Certainly, the new LP structure was widely expected to be taken up initially by mainland Chinese and Hong Kong fund managers seeking to raise capital from international investors.
[International general partners] need mainland Chinese professionals who were educated in the west and who know the China market
Deloitte's Yip added that mainland Chinese professionals will become more inclined to work in Hong Kong if the NSL causes the anti-Beijing protests that were roiling the city to disappear.
“A lot of these [Chinese and international general partners] are interested in investing in China, so obviously they will need the language skills, the understanding of the China market and the ability to fundraise in the western world,” Yip told AsianInvestor. “They need mainland Chinese professionals who were educated in the west and who know the China market.”
The success of Hong Kong's new regime will also depend on how tax fund managers have to pay on their management fees and carried interest.
The territory’s Inland Revenue Department currently considers the latter to be compensation, which comes with a 15% and 16.5% tax rate for individuals and corporates respectively.

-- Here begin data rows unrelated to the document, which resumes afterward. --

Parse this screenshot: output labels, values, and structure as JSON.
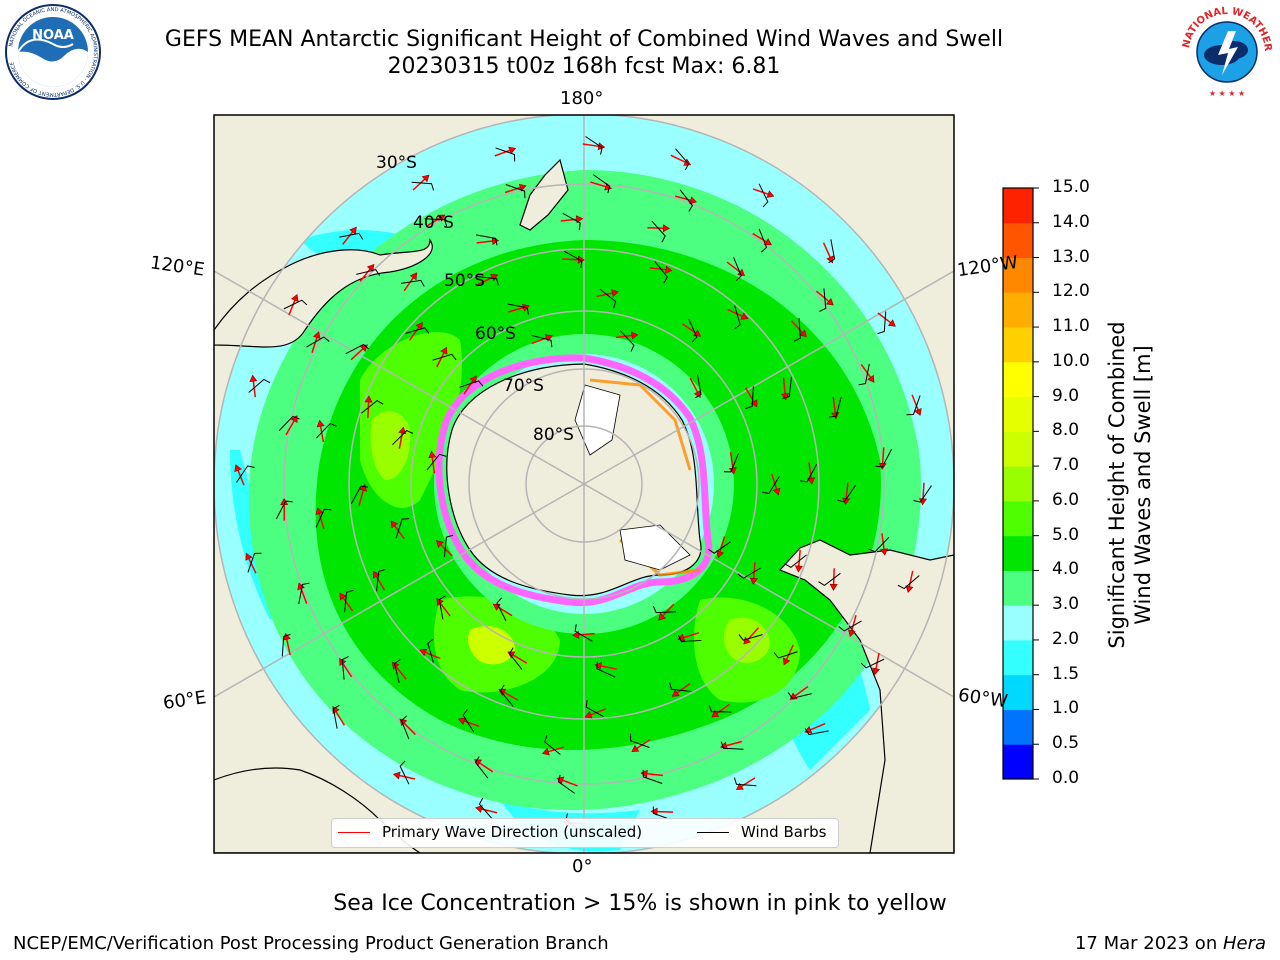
{
  "header": {
    "title_line1": "GEFS MEAN Antarctic Significant Height of Combined Wind Waves and Swell",
    "title_line2": "20230315 t00z 168h fcst   Max: 6.81"
  },
  "logos": {
    "left": {
      "name": "NOAA",
      "ring_text": "NATIONAL OCEANIC AND ATMOSPHERIC ADMINISTRATION · U.S. DEPARTMENT OF COMMERCE",
      "colors": {
        "ring": "#ffffff",
        "blue": "#1f6db5",
        "dark": "#0b2d6b"
      }
    },
    "right": {
      "name": "NATIONAL WEATHER SERVICE",
      "colors": {
        "red": "#e0252b",
        "blue": "#1da1e6"
      }
    }
  },
  "map": {
    "projection": "south-polar-stereographic",
    "longitude_labels": {
      "top": "180°",
      "bottom": "0°",
      "left_upper": "120°E",
      "left_lower": "60°E",
      "right_upper": "120°W",
      "right_lower": "60°W"
    },
    "latitude_labels": [
      "30°S",
      "40°S",
      "50°S",
      "60°S",
      "70°S",
      "80°S"
    ],
    "colors": {
      "land": "#efeddc",
      "ocean_low": "#99ffff",
      "coast": "#000000",
      "grid": "#b5b5b5",
      "ice_pink": "#ff66ff",
      "ice_orange": "#ff8800"
    }
  },
  "colorbar": {
    "title_line1": "Significant Height of Combined",
    "title_line2": "Wind Waves and Swell [m]",
    "ticks": [
      "0.0",
      "0.5",
      "1.0",
      "1.5",
      "2.0",
      "3.0",
      "4.0",
      "5.0",
      "6.0",
      "7.0",
      "8.0",
      "9.0",
      "10.0",
      "11.0",
      "12.0",
      "13.0",
      "14.0",
      "15.0"
    ],
    "colors": [
      "#0000ff",
      "#0073ff",
      "#00d9ff",
      "#33ffff",
      "#99ffff",
      "#4dff80",
      "#00e600",
      "#4dff00",
      "#99ff00",
      "#ccff00",
      "#e6ff00",
      "#ffff00",
      "#ffd000",
      "#ffae00",
      "#ff8800",
      "#ff5500",
      "#ff2200"
    ]
  },
  "legend": {
    "wave_direction": "Primary Wave Direction (unscaled)",
    "wind_barbs": "Wind Barbs",
    "colors": {
      "wave": "#ff0000",
      "wind": "#000000"
    }
  },
  "footer": {
    "ice_note": "Sea Ice Concentration > 15% is shown in pink to yellow",
    "producer": "NCEP/EMC/Verification Post Processing Product Generation Branch",
    "date_prefix": "17 Mar 2023 on ",
    "machine": "Hera"
  }
}
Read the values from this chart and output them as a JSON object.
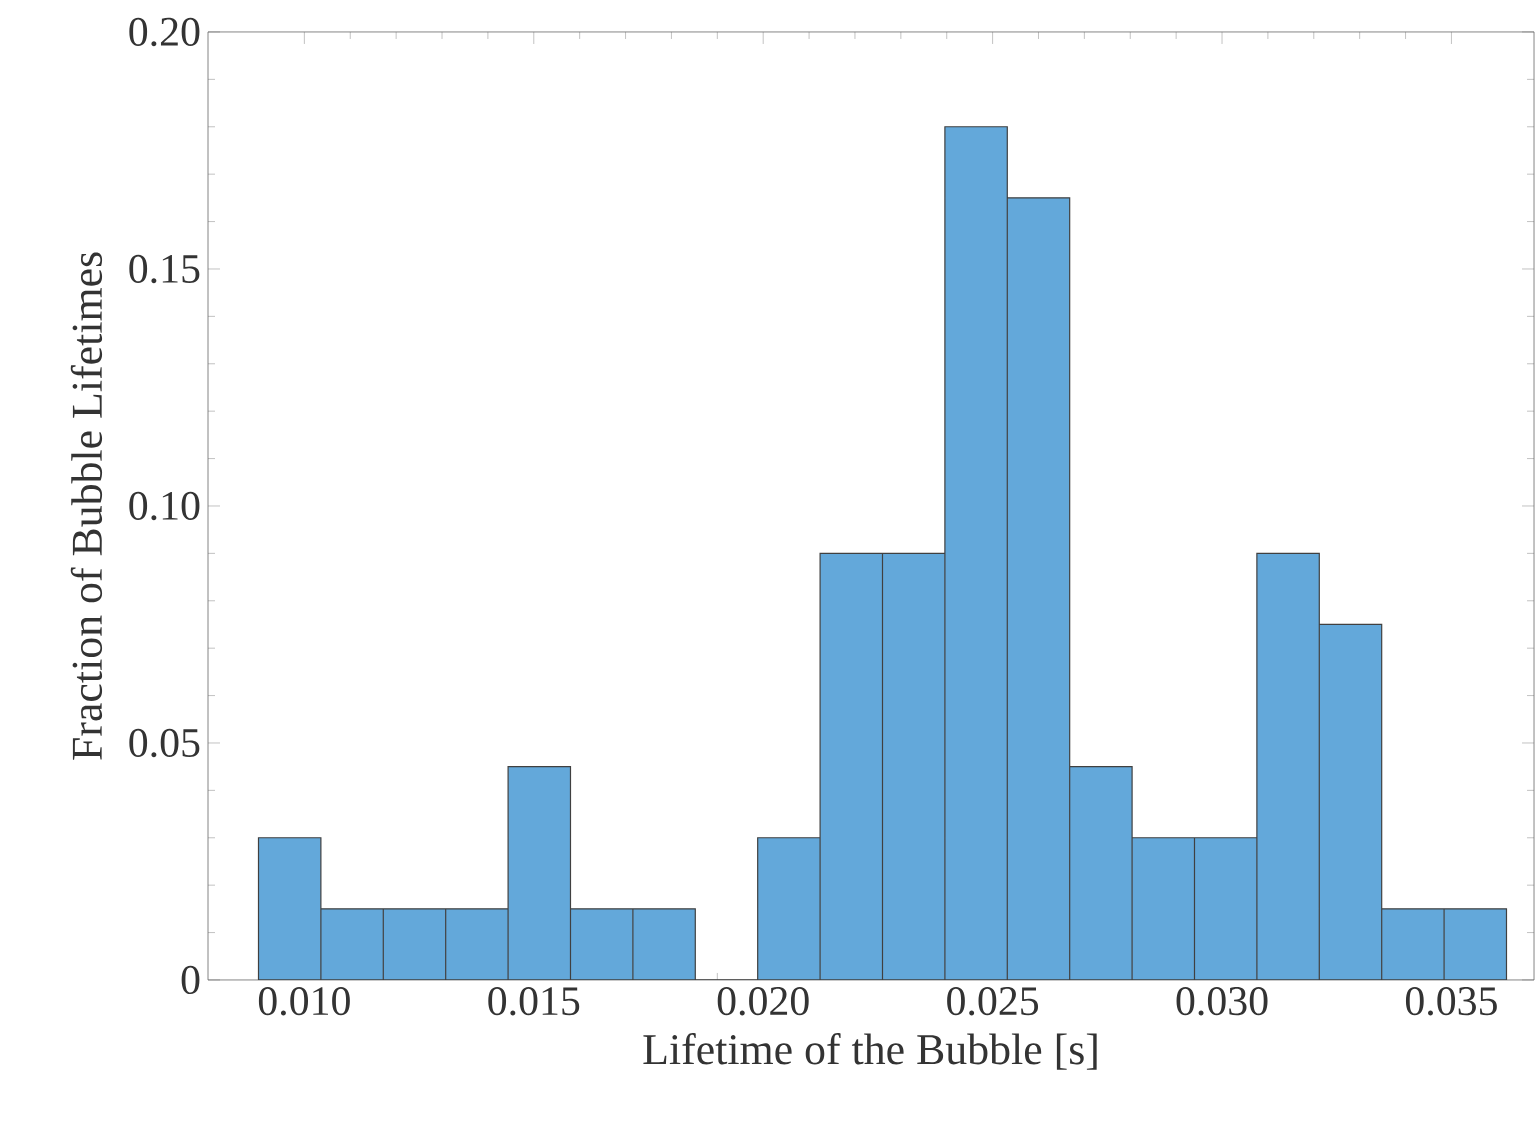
{
  "chart_data": {
    "type": "histogram",
    "xlabel": "Lifetime of the Bubble [s]",
    "ylabel": "Fraction of Bubble Lifetimes",
    "bins": [
      0.009,
      0.01036,
      0.01172,
      0.01308,
      0.01444,
      0.0158,
      0.01716,
      0.01852,
      0.01988,
      0.02124,
      0.0226,
      0.02396,
      0.02532,
      0.02668,
      0.02804,
      0.0294,
      0.03076,
      0.03212,
      0.03348,
      0.03484,
      0.0362
    ],
    "values": [
      0.03,
      0.015,
      0.015,
      0.015,
      0.045,
      0.015,
      0.015,
      0,
      0.03,
      0.09,
      0.09,
      0.18,
      0.165,
      0.045,
      0.03,
      0.03,
      0.09,
      0.075,
      0.015,
      0.015
    ],
    "color": "#63a8da",
    "xlim": [
      0.0079,
      0.0368
    ],
    "ylim": [
      0,
      0.2
    ],
    "xticks": [
      {
        "value": 0.01,
        "label": "0.010"
      },
      {
        "value": 0.015,
        "label": "0.015"
      },
      {
        "value": 0.02,
        "label": "0.020"
      },
      {
        "value": 0.025,
        "label": "0.025"
      },
      {
        "value": 0.03,
        "label": "0.030"
      },
      {
        "value": 0.035,
        "label": "0.035"
      }
    ],
    "yticks": [
      0,
      0.05,
      {
        "value": 0.1,
        "label": "0.10"
      },
      0.15,
      {
        "value": 0.2,
        "label": "0.20"
      }
    ],
    "grid": false
  }
}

Singapore, by contrast, provides fund managers with a 10% concessionary tax rate on their fee income and charges no tax on carried interest.
Hong Kong’s treatment of carried interest is to be reviewed. An industry consultation expected to take place over the next few weeks, with a retrospective effective date of April 1, Anson Law, senior manager of the Hong Kong Monetary Authority’s market development division, told AsianInvestor.